Table 4: One Billion Word Benchmark:
- Tests short-term dependency modeling ability since sentences are shuffled.
- Transformer-XL significantly outperformed models using standard Transformers.

tip

Perplexity (PPL) is a critical metric in NLP for evaluating language model performance. It measures how well a probability model predicts a sample. Lower perplexity indicates better predictive performance.

Calculation Formula

Given a language model's probability $P(W)$ for a sentence $W = w_1, w_2, ..., w_N$ , perplexity is calculated as:

$\text{PPL}(W) = P(W)^{-\frac{1}{N}} = \left( \prod_{i=1}^N P(w_i | w_1, w_2, ..., w_{i-1}) \right)^{-\frac{1}{N}}$

For a dataset $D$ :

$\text{PPL}(D) = 2^{-\frac{1}{N} \sum_{i=1}^N \log_2 P(w_i | w_1, w_2, ..., w_{i-1})}$

Here, $N$ is the total number of words in the dataset, and $P(w_i | w_1, w_2, ..., w_{i-1})$ is the conditional probability of word $w_i$ . Lower perplexity indicates the model assigns higher probability to the correct word sequence.

Ablation Studies

The authors examined the effectiveness of the recurrence mechanism and the new position encoding scheme:

Effectiveness of Relative Position Encoding:

On WikiText-103, a dataset requiring long-term dependency modeling, the study compared relative and absolute position encoding under different conditions.

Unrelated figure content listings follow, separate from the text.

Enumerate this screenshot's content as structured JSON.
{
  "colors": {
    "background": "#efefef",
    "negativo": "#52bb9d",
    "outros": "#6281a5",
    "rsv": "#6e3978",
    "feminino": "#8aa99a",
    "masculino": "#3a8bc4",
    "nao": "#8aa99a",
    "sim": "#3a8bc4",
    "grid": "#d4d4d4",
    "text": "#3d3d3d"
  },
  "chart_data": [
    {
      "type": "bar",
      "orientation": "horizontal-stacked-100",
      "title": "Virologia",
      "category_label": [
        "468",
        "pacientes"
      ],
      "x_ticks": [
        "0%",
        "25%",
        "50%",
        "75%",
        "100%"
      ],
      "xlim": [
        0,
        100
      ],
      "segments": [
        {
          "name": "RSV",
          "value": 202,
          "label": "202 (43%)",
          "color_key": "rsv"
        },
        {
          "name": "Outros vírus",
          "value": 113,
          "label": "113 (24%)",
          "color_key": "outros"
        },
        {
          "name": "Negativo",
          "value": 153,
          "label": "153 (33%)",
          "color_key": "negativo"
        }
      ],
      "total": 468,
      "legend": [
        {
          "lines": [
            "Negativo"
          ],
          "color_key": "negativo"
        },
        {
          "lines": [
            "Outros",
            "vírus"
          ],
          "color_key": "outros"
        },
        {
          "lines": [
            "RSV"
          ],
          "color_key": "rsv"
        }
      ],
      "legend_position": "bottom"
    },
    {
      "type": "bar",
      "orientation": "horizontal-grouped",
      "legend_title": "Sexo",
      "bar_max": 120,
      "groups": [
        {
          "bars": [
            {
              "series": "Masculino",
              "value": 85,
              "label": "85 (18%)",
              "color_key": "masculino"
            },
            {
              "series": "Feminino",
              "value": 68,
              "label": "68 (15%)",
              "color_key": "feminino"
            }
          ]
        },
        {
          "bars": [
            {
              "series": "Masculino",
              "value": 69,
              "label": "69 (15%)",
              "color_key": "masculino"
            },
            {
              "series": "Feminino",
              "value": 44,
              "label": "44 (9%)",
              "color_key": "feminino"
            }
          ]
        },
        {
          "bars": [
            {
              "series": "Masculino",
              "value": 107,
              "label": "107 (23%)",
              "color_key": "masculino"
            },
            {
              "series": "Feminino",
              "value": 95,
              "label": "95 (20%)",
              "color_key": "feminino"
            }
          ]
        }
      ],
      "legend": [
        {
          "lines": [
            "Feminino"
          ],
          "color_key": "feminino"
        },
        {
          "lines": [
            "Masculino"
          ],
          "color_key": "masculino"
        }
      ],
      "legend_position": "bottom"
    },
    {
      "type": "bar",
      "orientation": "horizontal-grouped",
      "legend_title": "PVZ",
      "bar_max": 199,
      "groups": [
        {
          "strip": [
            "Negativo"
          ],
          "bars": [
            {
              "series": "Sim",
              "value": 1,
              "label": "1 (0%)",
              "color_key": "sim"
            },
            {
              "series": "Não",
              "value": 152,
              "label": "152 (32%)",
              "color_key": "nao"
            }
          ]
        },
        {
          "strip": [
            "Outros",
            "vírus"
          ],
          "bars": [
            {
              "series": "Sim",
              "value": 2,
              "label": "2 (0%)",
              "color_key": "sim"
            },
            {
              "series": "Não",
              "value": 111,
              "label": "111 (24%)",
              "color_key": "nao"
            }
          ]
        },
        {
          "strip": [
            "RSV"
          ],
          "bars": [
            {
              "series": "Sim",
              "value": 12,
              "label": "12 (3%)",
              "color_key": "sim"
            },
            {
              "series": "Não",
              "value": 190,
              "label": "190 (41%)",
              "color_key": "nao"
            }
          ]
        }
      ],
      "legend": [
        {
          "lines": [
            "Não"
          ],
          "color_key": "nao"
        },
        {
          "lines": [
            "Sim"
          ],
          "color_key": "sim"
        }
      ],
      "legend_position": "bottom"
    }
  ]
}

The results, shown above, indicate that absolute position encoding is only effective for half losses, as it excludes very short attention lengths during training, allowing better generalization.

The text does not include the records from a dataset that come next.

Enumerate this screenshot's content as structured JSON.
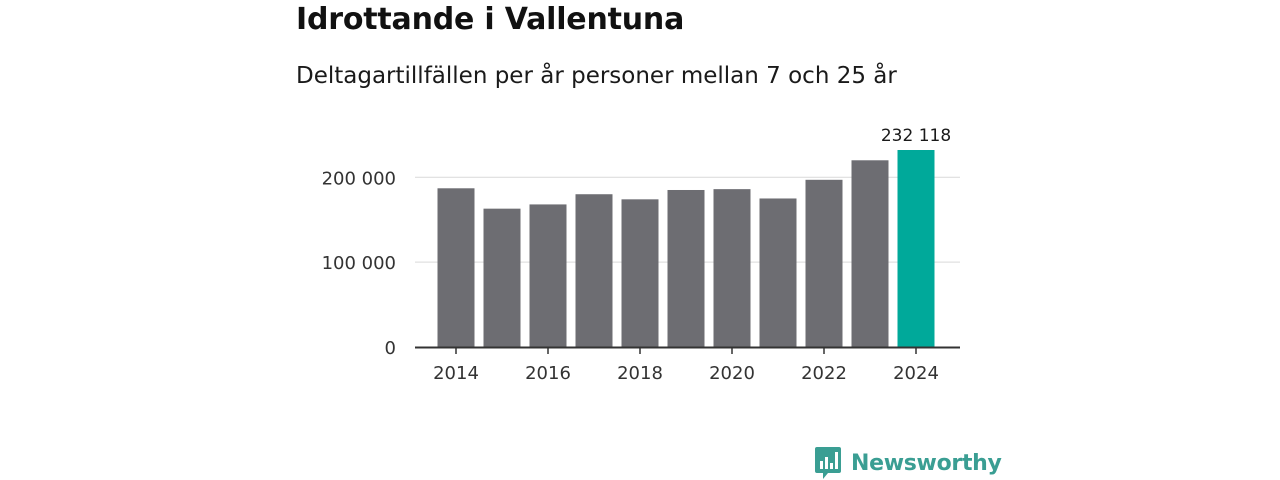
{
  "colors": {
    "bar_default": "#6d6d72",
    "bar_highlight": "#00a99a",
    "gridline": "#d9d9d9",
    "axis": "#333333",
    "brand": "#3a9e93"
  },
  "brand": {
    "icon": "bar-chart-logo-icon",
    "name": "Newsworthy"
  },
  "chart_data": {
    "type": "bar",
    "title": "Idrottande i Vallentuna",
    "subtitle": "Deltagartillfällen per år personer mellan 7 och 25 år",
    "xlabel": "",
    "ylabel": "",
    "categories": [
      "2014",
      "2015",
      "2016",
      "2017",
      "2018",
      "2019",
      "2020",
      "2021",
      "2022",
      "2023",
      "2024"
    ],
    "values": [
      187000,
      163000,
      168000,
      180000,
      174000,
      185000,
      186000,
      175000,
      197000,
      220000,
      232118
    ],
    "highlight_index": 10,
    "data_labels": [
      {
        "index": 10,
        "text": "232 118"
      }
    ],
    "x_tick_labels": [
      "2014",
      "2016",
      "2018",
      "2020",
      "2022",
      "2024"
    ],
    "y_ticks": [
      {
        "value": 0,
        "label": "0"
      },
      {
        "value": 100000,
        "label": "100 000"
      },
      {
        "value": 200000,
        "label": "200 000"
      }
    ],
    "ylim": [
      0,
      232118
    ],
    "grid": true,
    "legend": "none"
  }
}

The study concluded that both the recurrence mechanism and the new encoding scheme are essential for optimal performance and extending attention length during evaluation. Despite a backpropagation length of 128 during training, attention length could be increased to 640 during testing, reducing perplexity with increased attention length.
tip
The terms "full losses" and "half losses" refer to how loss is calculated during training, indicating the extent of the model's focus on different parts of the input segment.
1. Full losses:
  - The model considers the prediction error across the entire input segment, including all positions from start to end. This demands a comprehensive understanding of the entire segment, including long-term dependencies.
2. Half losses:
  - The model only considers prediction errors for the latter half of the input segment. This approach focuses more on recent content, which can improve generalization when distant information is less relevant.
In the study, half losses performed better with absolute position encoding, suggesting reduced reliance on distant information.
Effectiveness of the Recurrence Mechanism:

To isolate the impact of solving context fragmentation from capturing long-term dependencies, the authors used the One Billion Word Benchmark, which doesn't require long-term dependencies.

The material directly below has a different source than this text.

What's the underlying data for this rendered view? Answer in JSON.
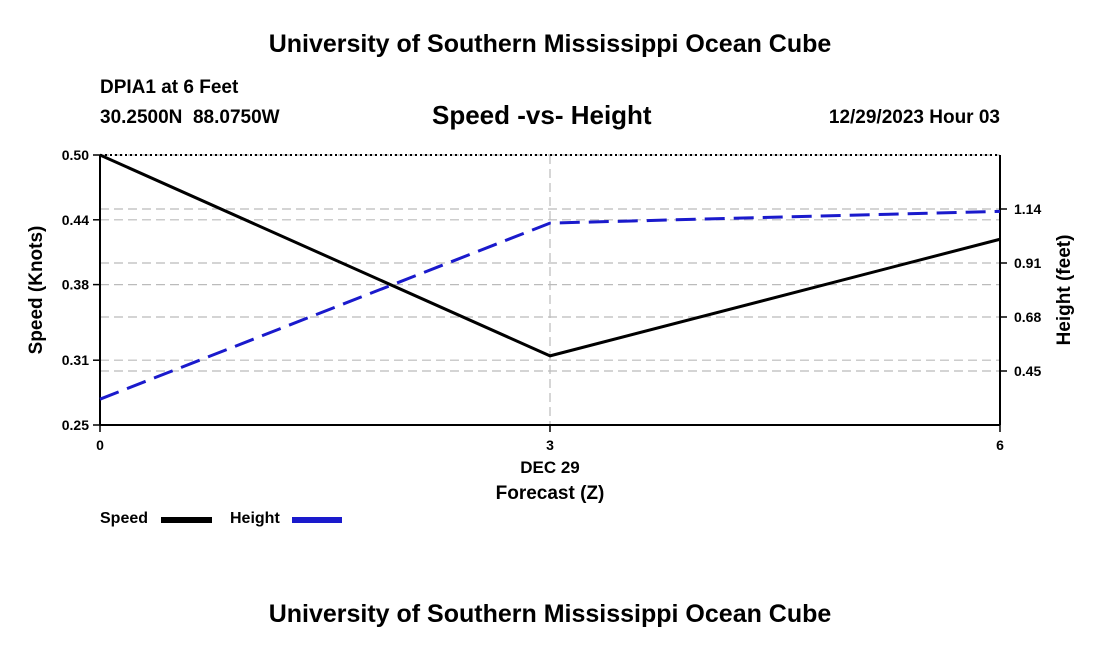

Training a 20-layer Transformer-XL with approximately 0.3B parameters for 400K steps showed that segment-level recurrence significantly improved performance, confirming that the recurrence mechanism effectively addresses context fragmentation.

Conclusion

Transformer-XL demonstrated remarkable capabilities in language modeling, achieving superior performance in perplexity and efficiently handling long-term dependencies compared to RNNs and standard Transformers.

Moreover, Transformer-XL significantly accelerates evaluation and generates coherent text, showing promise for applications in text generation, unsupervised feature learning, image, and speech modeling. It has the potential to be a vital tool in advancing existing technologies and developing new applications.